While many of our clients were investing in property to supplement their future income in retirement, almost all of them stated that they wanted to pass something on to the kids, not just as a gift, but to give them a leg up into a market that may one day be seriously out of reach without some assistance.

Having had my first child only last year, I know how it feels to want to provide for the family. You don’t want to hand them their life on a silver platter and not appreciate it, but you also want to provide them with the resources that will at least give them the freedom to choose and to create a great life for themselves.

Admittedly, while parents want to help their children, that doesn’t always mean a handout. Some are happy to gift their children an investment when they come of age while others seem more inclined to pass on enough equity to provide them with the deposit they needed and have the children make the repayments.

Either way, for those parents who are considering investing in the market with their kids in mind, here are 5 of the top mistakes that you should try and avoid when investing for the offspring.

1. Buying it to live in

Despite your undying wishes to have your children live out their lives as close to you as possible, there’s a good chance that by the time they get old enough to leave home the last thing they will want to do is live in the same neighbourhood as you (which is invariably where you will probably try to buy). They will probably not even go to the school or university you think they will go to (if it’s still there) and they may not even want to live in the same city or country.

So do your child a favour and rather than think of the property as a place to move them in to, try thinking about whether it will grow in value and attract a good tenant. They’ll definitely thank you for that.

2. Not thinking about affordability

While you may want to buy in the areas you know because, well, you know them, they may not be affordable for your kids to own if, and when, you pass the property on.

You don’t want to force your kids to work day and night shifts at the local restaurant just to make the repayments. Keep the purchase price at a level where, if you wanted to hand over the reigns on the mortgage and teach them some responsibility, then it would be financially possible to do so.

3. Not focused on quality

The worst thing you could do to your children to turn them off investing for life is to give them a property that is more trouble than it’s worth.
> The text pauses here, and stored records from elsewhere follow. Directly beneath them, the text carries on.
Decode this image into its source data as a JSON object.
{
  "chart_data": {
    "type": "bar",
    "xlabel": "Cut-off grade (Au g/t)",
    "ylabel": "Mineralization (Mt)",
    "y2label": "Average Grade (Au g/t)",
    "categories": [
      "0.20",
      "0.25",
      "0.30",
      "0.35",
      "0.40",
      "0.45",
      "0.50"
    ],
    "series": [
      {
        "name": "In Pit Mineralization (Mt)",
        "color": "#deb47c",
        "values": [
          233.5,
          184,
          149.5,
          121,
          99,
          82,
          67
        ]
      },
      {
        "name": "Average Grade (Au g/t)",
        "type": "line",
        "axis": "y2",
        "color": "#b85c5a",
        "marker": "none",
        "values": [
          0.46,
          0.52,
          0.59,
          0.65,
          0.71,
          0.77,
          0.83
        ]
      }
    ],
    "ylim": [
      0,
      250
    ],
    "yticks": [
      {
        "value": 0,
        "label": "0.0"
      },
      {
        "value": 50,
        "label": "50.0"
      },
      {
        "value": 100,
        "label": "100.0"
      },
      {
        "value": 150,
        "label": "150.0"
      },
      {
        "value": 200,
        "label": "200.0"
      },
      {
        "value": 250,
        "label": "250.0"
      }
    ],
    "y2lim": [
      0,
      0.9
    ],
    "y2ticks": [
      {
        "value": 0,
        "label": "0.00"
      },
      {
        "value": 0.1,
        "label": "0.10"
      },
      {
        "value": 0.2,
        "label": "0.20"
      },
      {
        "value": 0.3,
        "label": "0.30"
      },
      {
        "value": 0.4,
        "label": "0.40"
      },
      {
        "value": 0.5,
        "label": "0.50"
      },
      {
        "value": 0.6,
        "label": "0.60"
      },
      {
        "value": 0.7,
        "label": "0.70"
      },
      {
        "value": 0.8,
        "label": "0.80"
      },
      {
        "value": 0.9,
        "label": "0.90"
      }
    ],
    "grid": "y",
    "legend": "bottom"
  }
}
It’s one thing to try and make repayments responsibly, but if you have the tenant from hell or a property in such a state that you could push it over in a light wind, they will only be discouraged to buy another one.

A property in any area will have a good pocket and a bad pocket regardless of price. Make sure you stick to the good pocket if you want to encourage them to buy again.

4. Chasing yield rather than growth

While it can be admirable to want to have them focus on getting a little extra cash in their pocket from an investment, the beauty of having youth on their side is that the power of compounding works so well.

Invest in an area that has a solid, long-term growth rate and while it may cost them a few hundred dollars a month to maintain, they’ll get that back in spades when they realize how much the property has risen in value. This will make it so much easier for them when it comes to stumping up a deposit on the next property – it’s the perfect leg-up that kids need to get into the market successfully.

5. Not looking at the long-term

If you play your cards right then the property you decide to hold in trust for your kids may be with them for decades. Because of this you need to take a long-term view on the purchase.

You want to make sure that you’re not buying in an area because it’s in the latest and greatest ‘hotspot’, but one that has solid, stable and consistent growth over time. It needs to be something dependable, so choose wisely and stay away from anything that glitters.

As a parent it’s natural to want to make some sacrifices for your children in order to give them a better life, but sometimes it more beneficial for them to measure the actions of the heart with the head. Think long-term and be realistic about your expectations and the responsibilities you’re hoping to pass on to them and you may set them up with some great life lessons in years to come.